All information-seeking professionals need to sieve through large amounts of text to retrieve the information they need so that they can stay up-to-date of developments in their field. Language Technology tools can help make the analyst’s work more efficient by increasing the amount of data analysed and by speeding up the process. Software tools applied to big data may additionally provide a bird’s view of trends and data distributions not easily visible to the human reader.
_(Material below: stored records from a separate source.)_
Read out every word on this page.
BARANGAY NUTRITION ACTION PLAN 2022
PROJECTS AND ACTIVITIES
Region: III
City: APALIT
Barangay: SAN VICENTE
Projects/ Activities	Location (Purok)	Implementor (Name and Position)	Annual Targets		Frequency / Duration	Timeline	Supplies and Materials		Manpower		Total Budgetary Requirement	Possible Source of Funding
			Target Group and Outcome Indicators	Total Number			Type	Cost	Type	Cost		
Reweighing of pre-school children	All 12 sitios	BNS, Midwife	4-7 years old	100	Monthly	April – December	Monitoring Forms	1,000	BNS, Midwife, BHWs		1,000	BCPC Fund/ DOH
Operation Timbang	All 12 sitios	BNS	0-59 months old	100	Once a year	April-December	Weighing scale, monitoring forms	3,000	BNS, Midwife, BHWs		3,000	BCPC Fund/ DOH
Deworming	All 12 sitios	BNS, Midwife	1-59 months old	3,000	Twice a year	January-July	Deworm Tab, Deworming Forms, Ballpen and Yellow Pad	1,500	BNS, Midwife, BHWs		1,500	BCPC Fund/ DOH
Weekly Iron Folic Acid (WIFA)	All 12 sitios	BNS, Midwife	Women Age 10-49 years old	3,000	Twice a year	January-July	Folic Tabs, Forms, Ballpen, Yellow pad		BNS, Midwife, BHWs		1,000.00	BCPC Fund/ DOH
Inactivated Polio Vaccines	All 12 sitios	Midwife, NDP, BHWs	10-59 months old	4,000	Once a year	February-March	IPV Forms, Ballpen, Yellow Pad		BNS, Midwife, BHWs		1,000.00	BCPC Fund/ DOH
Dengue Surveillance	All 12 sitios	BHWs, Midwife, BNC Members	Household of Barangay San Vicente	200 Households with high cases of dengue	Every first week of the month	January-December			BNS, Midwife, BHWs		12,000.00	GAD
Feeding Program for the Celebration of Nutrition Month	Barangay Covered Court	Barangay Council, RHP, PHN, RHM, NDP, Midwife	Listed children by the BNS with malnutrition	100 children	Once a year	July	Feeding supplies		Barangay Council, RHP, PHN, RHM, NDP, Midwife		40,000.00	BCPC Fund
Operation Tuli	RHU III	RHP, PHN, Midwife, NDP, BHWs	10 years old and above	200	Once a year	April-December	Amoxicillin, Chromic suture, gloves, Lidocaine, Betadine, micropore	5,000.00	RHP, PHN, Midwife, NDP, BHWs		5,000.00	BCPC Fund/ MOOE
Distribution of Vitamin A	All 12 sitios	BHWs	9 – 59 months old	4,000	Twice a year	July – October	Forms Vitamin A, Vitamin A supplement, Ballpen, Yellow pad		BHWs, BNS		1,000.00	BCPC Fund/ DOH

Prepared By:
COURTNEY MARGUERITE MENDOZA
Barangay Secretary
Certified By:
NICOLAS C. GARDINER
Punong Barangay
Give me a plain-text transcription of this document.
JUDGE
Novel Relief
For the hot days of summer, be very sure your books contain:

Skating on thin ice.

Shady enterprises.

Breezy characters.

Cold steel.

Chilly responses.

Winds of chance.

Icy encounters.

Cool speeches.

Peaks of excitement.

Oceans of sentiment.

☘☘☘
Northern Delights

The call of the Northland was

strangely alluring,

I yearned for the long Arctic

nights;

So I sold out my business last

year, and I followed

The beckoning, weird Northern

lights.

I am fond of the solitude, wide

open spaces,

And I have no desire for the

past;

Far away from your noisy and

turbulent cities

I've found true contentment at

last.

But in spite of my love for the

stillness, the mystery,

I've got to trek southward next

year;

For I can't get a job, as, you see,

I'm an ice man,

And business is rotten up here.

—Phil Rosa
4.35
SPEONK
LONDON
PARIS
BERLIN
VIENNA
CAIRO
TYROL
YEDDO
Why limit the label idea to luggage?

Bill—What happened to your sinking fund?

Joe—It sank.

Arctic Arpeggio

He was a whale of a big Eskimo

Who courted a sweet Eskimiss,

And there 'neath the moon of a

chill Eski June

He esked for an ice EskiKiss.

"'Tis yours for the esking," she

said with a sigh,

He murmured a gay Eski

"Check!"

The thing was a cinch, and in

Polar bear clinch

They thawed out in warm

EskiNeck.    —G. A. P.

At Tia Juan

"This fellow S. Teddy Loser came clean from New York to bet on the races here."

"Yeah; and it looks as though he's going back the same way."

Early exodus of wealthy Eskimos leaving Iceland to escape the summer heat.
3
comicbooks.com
The European Commission’s Joint Research Centre (JRC) has developed the Europe Media Monitor (EMM) family of applications, which aims to provide solutions for the daily media monitoring needs of a large variety of users working in diverse fields. The users include EU institutions, national authorities of EU Member States, international organisations outside the EU, and more. Individuals have free access to EMM through the publicly accessible EMM applications and through apps for mobile devices. EMM gathers a daily average of 220,000 online news articles in about 70 languages, classifies them into thousands of categories, groups related articles, links related news over time and across languages, extracts and disambiguates mentions of entities (persons, organisations and locations), detects spelling variants, recognises direct speech quotations, fills specific event scenario templates, and more. Due to the large scale of the effort, EMM can track topics, detect trends and act as an early warning tool. The moderation software NewsDesk allows human analysts to produce readily formatted in-house newsletters with little effort. See http://emm.newsbrief.eu/overview.html for more details on EMM.
The speaker will present the functionality of EMM, give concrete examples of news content complementarity across languages (national bias) and highlight both the benefits and the potential dangers of automated large-scale media monitoring.